The System said nothing. He had learned, over time, to recognize the particular quality of her silences — and this one was not the silence of someone who had stopped thinking. This was the silence of someone whose thoughts had just accelerated past the point where words could keep up.
"Yeah," Heena murmured.
Her eyes had gone the particular cold and distant that meant she was no longer fully in the alley at all — she was somewhere inside the western study, watching two people drink tea over a buried secret, reading the warmth between them like a cipher.
"They might be in love." Her voice was quiet. Thoughtful. The way a blade is quiet just before it moves. "But true love in a house built on lies usually means they’re in on the secret together."
She looked back at the wall one last time.
The torches continued their steady burn. The guards continued their rotation. Somewhere behind fifteen feet of stone and a closed study door, a Marquis and his wife sat in harmonious domestic warmth and discussed the upcoming banquet.
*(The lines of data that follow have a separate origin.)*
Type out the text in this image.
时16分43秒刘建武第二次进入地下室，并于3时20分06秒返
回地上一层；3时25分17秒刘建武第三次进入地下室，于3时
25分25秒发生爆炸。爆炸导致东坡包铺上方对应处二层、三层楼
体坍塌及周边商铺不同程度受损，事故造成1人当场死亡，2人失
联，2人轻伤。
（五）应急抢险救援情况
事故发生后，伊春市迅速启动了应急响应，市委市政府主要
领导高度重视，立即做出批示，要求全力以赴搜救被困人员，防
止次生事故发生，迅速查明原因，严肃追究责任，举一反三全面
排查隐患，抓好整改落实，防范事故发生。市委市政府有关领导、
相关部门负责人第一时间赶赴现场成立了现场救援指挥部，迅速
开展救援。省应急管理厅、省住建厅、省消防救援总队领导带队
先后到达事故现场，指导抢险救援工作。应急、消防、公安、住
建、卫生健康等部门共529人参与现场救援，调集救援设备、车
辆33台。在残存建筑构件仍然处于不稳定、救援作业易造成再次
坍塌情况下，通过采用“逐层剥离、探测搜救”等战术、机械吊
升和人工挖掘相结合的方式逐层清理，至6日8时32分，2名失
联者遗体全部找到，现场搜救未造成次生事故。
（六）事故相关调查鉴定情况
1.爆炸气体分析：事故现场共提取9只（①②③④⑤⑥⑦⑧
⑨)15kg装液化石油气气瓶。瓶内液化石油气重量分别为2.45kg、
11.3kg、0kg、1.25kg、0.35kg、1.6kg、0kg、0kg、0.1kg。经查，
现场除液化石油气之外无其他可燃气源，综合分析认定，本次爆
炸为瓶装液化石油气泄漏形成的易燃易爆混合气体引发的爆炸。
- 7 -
Heena smiled. It didn’t reach her eyes by a considerable distance.
"Good," she said softly, to no one in particular. "That makes it simpler."
The System looked up at her from his spot near her feet, tail flicking once.
"So what’s the new plan, Host?"
Heena let out a long, slow sigh. She pressed her fingers against her temples and rubbed in small, tired circles, the way she always did when a perfectly constructed strategy had just been politely dismantled by reality.
"Nothing," she said finally. "Let’s just try to gather as much information as possible for now."
The System considered this for a moment.
He opened his mouth.
He closed it again.
For once, he did not push. He simply settled his chin back onto his paws and accepted that sometimes the grand plan was just — *gather information and see* — and that was enough for tonight.
Samuel, for his part, said nothing either. He simply looked at her, then gave the shadow operative a quiet nod of dismissal. The three figures dissolved back into the dark as soundlessly as they had come.
Heena straightened, rolled her burned hand once at the wrist, and turned away from the wall.
"Come on," she said quietly. "We’re done here for tonight."